Thursday, March 26, 2015


The biggest worry that people seem to have about Darwin’s racism and his devotion to colonialism is that if established as thoroughly true, then this will undermine the theory of evolution. It won’t. No matter what Darwin’s prejudices were, no matter even if he misused the theory of evolution, the science of evolution is safe. That is because there is more than one way to be an evolutionist. Even when it comes to natural selection, Darwin’s version of evolution, there is more than one way to pursue it.
People forget a basic fact of history: Darwin does not own the idea of evolution. He was not the first to propose it or even the first to prove that it is more probable than special or independent creation (the belief that God created each species separately). Evolutionary theory has a history that goes back well before Charles Darwin entered the picture. By the time Darwin’s The Origin of Species appeared in 1859, probably a majority, or at least something close to a majority, of the general population in England believed that the birth of new species, in descent from older species, made sense. It was an attractive idea and its popularity was due in part to Robert Chambers, who put together enough evidence (in 1844) to demonstrate that it made more sense than the prevailing theory of independent creation.
The majority of professional scientists was still stuck in the older idea. This was one case where the people were ahead of the scientists. It was the reason why Chambers had such a hard time of it and had to publish anonymously. His book, Vestiges of the Natural History of Creation, caught the people’s fancy, but scientists gave him quite a knocking. Almost half a century earlier, Darwin’s grandfather, Erasmus Darwin, enthusiastically promoted evolution, called generation in his time, and while he may not have proved it, he presented enough evidence to make it a reasonable theory to pursue. A common argument made by many was that the generation of new species was very much like the generation, or birth, of new individuals, and that the birth of a new species was as normal as the birth of a baby.
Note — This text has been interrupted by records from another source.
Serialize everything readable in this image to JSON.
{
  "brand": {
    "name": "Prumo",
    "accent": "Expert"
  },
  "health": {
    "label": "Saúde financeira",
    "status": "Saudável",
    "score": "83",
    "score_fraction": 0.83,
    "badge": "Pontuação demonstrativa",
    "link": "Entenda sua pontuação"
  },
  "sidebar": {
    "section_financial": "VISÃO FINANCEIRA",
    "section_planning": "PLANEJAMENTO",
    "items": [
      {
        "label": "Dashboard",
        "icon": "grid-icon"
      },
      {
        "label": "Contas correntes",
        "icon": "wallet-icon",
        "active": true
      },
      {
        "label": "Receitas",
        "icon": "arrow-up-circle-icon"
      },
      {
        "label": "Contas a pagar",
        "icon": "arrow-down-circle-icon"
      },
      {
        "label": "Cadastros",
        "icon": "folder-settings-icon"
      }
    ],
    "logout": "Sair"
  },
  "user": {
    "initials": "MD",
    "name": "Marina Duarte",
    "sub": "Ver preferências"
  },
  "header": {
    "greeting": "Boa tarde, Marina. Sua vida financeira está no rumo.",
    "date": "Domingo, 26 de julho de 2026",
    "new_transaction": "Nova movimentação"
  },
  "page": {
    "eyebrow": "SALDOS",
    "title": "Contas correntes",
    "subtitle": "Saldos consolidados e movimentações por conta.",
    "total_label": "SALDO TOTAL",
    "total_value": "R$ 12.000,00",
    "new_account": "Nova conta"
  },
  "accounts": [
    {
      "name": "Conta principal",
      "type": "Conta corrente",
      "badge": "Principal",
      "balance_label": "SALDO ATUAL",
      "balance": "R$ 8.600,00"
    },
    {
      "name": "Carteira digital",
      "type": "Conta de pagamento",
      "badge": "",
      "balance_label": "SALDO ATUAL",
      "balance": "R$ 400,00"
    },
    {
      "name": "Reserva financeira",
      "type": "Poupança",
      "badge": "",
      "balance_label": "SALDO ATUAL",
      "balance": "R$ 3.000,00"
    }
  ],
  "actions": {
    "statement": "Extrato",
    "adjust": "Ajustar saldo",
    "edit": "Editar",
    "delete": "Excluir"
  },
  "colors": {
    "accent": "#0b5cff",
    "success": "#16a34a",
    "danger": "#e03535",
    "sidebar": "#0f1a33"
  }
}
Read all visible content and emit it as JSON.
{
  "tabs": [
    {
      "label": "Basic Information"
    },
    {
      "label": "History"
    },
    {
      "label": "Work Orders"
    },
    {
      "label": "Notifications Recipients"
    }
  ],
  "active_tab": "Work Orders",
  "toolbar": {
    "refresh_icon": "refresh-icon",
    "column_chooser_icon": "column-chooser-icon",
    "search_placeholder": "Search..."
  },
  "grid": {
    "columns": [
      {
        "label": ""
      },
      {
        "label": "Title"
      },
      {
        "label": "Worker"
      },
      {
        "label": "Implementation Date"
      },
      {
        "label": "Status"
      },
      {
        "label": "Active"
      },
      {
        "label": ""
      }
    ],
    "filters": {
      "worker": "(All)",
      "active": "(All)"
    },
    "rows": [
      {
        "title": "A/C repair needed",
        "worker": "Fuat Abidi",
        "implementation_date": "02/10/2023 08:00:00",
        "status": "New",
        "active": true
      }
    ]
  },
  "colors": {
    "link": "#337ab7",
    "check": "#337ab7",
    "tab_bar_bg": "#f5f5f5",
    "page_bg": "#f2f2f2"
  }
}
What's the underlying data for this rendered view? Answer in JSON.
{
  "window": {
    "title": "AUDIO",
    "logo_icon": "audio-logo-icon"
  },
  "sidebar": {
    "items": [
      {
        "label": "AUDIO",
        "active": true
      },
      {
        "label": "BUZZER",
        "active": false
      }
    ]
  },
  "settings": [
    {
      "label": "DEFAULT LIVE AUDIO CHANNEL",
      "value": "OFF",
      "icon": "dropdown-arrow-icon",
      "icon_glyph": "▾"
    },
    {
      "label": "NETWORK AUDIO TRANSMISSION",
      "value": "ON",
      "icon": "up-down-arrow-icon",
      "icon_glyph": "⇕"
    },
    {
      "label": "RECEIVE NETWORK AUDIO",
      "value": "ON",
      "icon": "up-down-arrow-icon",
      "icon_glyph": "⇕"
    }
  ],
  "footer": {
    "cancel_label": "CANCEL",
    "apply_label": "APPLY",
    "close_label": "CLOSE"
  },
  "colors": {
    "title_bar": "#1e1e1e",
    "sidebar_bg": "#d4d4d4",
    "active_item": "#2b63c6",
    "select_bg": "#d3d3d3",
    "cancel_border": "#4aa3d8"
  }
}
Just a few months before Chambers’s book, Emma Martin was handing out pamphlets in the street, comparing the two types of generation.
But the intellectual atmosphere was still too hostile. In France, Jean-Baptiste Lamarck would make the theory more reasonable still, but his name became a term of abuse among English scientists. In America, Constantine Rafinesque wrote a long poem, which is really more of an essay, called The World, or, Instability, arguing that we should welcome constant change as a law of life. He was also one of the first to argue that racism against other human beings was irrational.
The previous evolutionists were much more holistic than Charles Darwin. They saw each part of the whole, including the various races, as serving the whole in some way. Darwin changed that. He saw nature as a hierarchy of groups, with dominant groups becoming ever more dominant and wiping out the weaker groups. You can already see the seeds of disaster in that point of view. But whatever prejudices and preconceptions Darwin dragged into this, his way was not the only way to espouse evolution and his way was not the original way to be an evolutionist.
For some evolutionists, having a common ancestor would engender a feeling of brotherhood among all peoples. Darwin unfortunately did not see it that way. For him, the common ancestor evolved into varying descendants, descendants that were so different that some could be said to be higher than others.
It is important to distinguish between a theory and the ways it can be misused. If it turns out that Charles Darwin made a contribution to both, that does not invalidate the former. If we remember how many people made evolutionary theory a reasonable theory (before and after Darwin), then it should not be upsetting to learn that Darwin did not always advocate the theory in the purest, most objective way. His failings are independent of the theory. If we don’t pay careful attention to this history, we will miss a much needed lesson in humility.